LipoScience filed for clearance in 2011 but voluntarily withdrew that application in March 2012 after the FDA raised concerns about two clinical studies. In one of those studies, the FDA was concerned that the study subjects were first evaluated in the early 1990s, LipoScience said in regulatory filings. The FDA was also concerned that the specimens were too old and the criteria used to determine a cardiovascular event at that time were not current. The FDA also expressed concern that the second group was not representative of the entire population and the results may have been biased.
LipoScience resubmitted the HDL-P filing last December, using data from more recent clinical studies. But in February the agency asked “for additional information from us.” LipoScience did not go into detail about what information the FDA is looking for but the company said that it is “actively working with the FDA to provide them with the requested information, and to resolve the issues they have identified.”

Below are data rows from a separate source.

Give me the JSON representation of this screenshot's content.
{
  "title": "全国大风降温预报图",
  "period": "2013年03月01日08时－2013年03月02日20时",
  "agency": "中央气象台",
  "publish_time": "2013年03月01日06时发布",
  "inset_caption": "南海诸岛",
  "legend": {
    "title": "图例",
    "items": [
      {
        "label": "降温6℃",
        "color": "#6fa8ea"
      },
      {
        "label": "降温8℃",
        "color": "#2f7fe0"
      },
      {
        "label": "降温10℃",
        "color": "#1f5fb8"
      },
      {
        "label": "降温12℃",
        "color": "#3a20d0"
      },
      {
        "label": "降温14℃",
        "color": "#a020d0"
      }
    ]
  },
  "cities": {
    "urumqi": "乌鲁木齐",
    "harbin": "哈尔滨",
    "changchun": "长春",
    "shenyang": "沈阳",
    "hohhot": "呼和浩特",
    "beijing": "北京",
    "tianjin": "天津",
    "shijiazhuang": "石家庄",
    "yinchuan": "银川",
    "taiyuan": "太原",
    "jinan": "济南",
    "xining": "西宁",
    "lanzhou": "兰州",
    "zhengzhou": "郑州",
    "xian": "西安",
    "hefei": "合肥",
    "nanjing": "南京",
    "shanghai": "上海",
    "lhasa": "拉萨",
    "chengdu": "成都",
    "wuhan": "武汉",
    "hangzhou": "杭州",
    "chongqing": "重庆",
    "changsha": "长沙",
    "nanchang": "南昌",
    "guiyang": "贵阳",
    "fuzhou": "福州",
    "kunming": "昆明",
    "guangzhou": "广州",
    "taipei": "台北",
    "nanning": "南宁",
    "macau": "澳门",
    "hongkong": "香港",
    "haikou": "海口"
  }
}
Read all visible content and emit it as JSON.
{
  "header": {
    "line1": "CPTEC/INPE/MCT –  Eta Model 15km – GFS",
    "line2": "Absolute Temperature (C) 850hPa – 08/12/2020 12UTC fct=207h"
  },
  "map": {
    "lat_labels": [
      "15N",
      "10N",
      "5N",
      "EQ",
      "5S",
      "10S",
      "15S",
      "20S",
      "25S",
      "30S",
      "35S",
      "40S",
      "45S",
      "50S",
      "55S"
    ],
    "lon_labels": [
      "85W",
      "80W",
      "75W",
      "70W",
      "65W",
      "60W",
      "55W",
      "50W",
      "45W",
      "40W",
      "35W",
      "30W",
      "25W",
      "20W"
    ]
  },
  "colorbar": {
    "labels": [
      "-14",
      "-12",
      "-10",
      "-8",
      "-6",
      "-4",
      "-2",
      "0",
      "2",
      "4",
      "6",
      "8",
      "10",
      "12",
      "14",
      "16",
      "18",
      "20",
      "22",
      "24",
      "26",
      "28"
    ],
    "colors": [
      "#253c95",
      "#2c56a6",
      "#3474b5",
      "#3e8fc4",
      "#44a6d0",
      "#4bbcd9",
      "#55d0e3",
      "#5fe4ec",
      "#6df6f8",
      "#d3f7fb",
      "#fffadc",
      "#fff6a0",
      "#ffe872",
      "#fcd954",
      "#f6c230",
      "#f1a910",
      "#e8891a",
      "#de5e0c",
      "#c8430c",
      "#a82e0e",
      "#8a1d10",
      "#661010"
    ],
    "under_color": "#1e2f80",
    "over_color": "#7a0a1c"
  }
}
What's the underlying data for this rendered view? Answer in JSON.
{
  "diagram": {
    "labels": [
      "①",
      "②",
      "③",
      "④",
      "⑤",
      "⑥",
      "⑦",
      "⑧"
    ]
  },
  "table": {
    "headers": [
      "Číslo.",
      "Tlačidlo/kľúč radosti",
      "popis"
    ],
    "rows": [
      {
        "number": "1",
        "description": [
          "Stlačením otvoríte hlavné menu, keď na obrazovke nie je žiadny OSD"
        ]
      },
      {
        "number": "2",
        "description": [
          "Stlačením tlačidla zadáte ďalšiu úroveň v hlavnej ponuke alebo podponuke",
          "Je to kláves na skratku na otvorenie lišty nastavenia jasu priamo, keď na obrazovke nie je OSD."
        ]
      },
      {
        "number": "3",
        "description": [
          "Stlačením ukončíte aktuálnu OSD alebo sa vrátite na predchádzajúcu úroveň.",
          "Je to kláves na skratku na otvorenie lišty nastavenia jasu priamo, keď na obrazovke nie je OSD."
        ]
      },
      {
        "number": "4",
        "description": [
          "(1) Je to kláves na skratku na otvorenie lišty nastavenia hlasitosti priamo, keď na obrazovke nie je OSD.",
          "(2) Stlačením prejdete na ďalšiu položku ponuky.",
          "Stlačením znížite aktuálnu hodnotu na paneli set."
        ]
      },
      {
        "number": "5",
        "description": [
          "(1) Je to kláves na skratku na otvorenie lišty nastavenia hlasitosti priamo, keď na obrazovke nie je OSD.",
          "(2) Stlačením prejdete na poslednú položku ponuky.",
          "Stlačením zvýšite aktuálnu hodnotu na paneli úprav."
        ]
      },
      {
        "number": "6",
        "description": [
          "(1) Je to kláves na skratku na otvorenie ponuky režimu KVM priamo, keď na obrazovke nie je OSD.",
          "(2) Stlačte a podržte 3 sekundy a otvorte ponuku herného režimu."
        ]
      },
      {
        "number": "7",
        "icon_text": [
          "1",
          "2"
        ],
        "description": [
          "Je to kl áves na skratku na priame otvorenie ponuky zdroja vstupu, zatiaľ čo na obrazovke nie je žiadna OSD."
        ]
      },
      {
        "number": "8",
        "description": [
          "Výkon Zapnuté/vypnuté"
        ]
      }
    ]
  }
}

LipoScience will have to work through the regulatory issues with new leadership. The company disclosed this week that Vice President, Medical Affairs and Chief Medical Officer Robert Honigberg is resigning as of Sept. 17 for family-related reasons. LipoScience is also looking for a new CEO. Richard Brajer stepped down from the top post earlier this month. Robert Greczyn, a LipoScience board member and former CEO of Blue Cross Blue Shield North Carolina, has been named interim CEO.